Sustaining a marriage with deployments

  • Published
  • By Senior Airman Lacie A. Carmody
  • 509th Bomb Wing Public Affairs
A good marriage requires dedication, love, understanding and togetherness. My marriage involves two career-oriented individuals, and my husband and I are rarely in the same spot for more than a few days at a time. It's still a good marriage, just unorthodox as far as societal standards are concerned.

In the year we've been married, we've spent less than three months in each other's presence and we couldn't be more in love. We know this is far from ideal, and we acknowledge the odds are against us.

Needless to say, we are not deterred. I met my husband a few weeks after arriving at my first duty station.
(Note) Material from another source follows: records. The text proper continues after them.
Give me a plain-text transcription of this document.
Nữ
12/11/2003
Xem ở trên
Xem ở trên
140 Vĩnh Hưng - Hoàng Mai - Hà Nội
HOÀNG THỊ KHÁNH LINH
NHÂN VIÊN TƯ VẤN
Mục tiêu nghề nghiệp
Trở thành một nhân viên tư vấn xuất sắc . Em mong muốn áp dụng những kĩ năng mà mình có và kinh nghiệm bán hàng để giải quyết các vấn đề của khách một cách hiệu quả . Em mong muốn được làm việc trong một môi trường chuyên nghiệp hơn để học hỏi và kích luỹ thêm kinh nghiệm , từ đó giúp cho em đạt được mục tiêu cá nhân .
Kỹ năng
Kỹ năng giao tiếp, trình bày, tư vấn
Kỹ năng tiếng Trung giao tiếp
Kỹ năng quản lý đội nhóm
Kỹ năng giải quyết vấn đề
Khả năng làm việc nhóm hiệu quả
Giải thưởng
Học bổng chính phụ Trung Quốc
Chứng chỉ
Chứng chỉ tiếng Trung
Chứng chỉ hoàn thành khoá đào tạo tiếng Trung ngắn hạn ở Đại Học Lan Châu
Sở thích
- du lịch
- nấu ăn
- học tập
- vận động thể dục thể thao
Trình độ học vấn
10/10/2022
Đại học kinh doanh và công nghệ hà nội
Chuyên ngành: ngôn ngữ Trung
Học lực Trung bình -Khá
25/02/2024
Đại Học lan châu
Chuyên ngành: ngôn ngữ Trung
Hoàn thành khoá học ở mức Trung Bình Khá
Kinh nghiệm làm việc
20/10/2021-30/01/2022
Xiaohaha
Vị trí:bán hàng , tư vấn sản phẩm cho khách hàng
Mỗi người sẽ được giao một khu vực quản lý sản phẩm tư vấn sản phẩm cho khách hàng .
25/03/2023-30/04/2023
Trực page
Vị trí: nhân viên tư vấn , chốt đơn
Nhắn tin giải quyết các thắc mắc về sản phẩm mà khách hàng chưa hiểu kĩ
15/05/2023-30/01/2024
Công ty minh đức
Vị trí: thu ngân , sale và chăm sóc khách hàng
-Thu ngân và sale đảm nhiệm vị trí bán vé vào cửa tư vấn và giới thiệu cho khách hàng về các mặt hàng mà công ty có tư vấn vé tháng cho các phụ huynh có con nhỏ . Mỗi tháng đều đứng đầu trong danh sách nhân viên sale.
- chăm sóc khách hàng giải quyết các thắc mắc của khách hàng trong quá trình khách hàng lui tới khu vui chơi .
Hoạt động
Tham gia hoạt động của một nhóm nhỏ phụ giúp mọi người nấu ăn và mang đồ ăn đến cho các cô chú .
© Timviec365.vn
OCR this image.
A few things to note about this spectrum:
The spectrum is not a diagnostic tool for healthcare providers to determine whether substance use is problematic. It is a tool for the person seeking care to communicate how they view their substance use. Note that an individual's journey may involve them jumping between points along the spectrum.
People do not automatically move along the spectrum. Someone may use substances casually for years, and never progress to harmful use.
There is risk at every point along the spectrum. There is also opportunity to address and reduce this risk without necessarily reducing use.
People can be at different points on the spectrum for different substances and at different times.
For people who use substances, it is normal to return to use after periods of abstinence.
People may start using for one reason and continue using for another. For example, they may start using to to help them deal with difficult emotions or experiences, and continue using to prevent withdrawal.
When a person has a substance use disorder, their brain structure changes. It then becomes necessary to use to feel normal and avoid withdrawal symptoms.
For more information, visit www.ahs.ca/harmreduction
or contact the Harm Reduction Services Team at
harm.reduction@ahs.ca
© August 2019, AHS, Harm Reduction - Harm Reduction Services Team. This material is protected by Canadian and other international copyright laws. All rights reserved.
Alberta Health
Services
We had an instant connection, and I fell in love, certain I would one day marry him.

However, less than two months into dating he received deployment orders, and we would be pulled apart, for more time than we'd been together. I was undeterred by the separation and when he returned, our bond grew strong once again. A few months later he asked me to marry him.

Fast forward a year, we've been married for ten months, and have been in the same place for less than three of those months. We knew going into our marriage that another deployment and a few TDYs were coming up in the months following our nuptials, but that was okay.

If our honeymoon fell on our first anniversary it would still mean time together and that is what ultimately counts. Though it may sound as if everything is perfect all the time and our relationship is a perpetual honeymoon, I can promise you, it isn't. We are like every other couple, trading and negotiating about chores and purchases.

We've bickered, we've reconciled. The only real difference lies in the distance that often separates us. So what makes our marriage work? Strong communication has been the keystone.

Cherishing the time we spend together and not taking advantage of the other person is important. Also, though it may seem silly, remembering why we fell in love in the first place has been my secret weapon throughout the long months apart.

Whenever I feel discouraged, I think of my husband's smile, and I can't help the one that spreads across my face. It's easy in today's society to give up on marriage.

According to the American Psychological Association, 90 percent of people in Western society marry by the age of 50. However, 40 to 50 percent of those marriages will end in divorce.

Drive down I-70 and you'll pass more than a few billboards advertising divorce lawyers. If either of us gave up, said it was too hard to spend the months apart, society would be indifferent.

My husband and I have very different beliefs when it comes to a variety of topics, but we do agree on the sanctity of marriage. So here we are, a few weeks shy of our first anniversary as a married couple.

The future is uncertain, but promising. Our drive is our respective careers.

We acknowledge that we're going against the grain, know the odds are stacked against us, but we're in love and we're determined to stand the test of not just distance but time.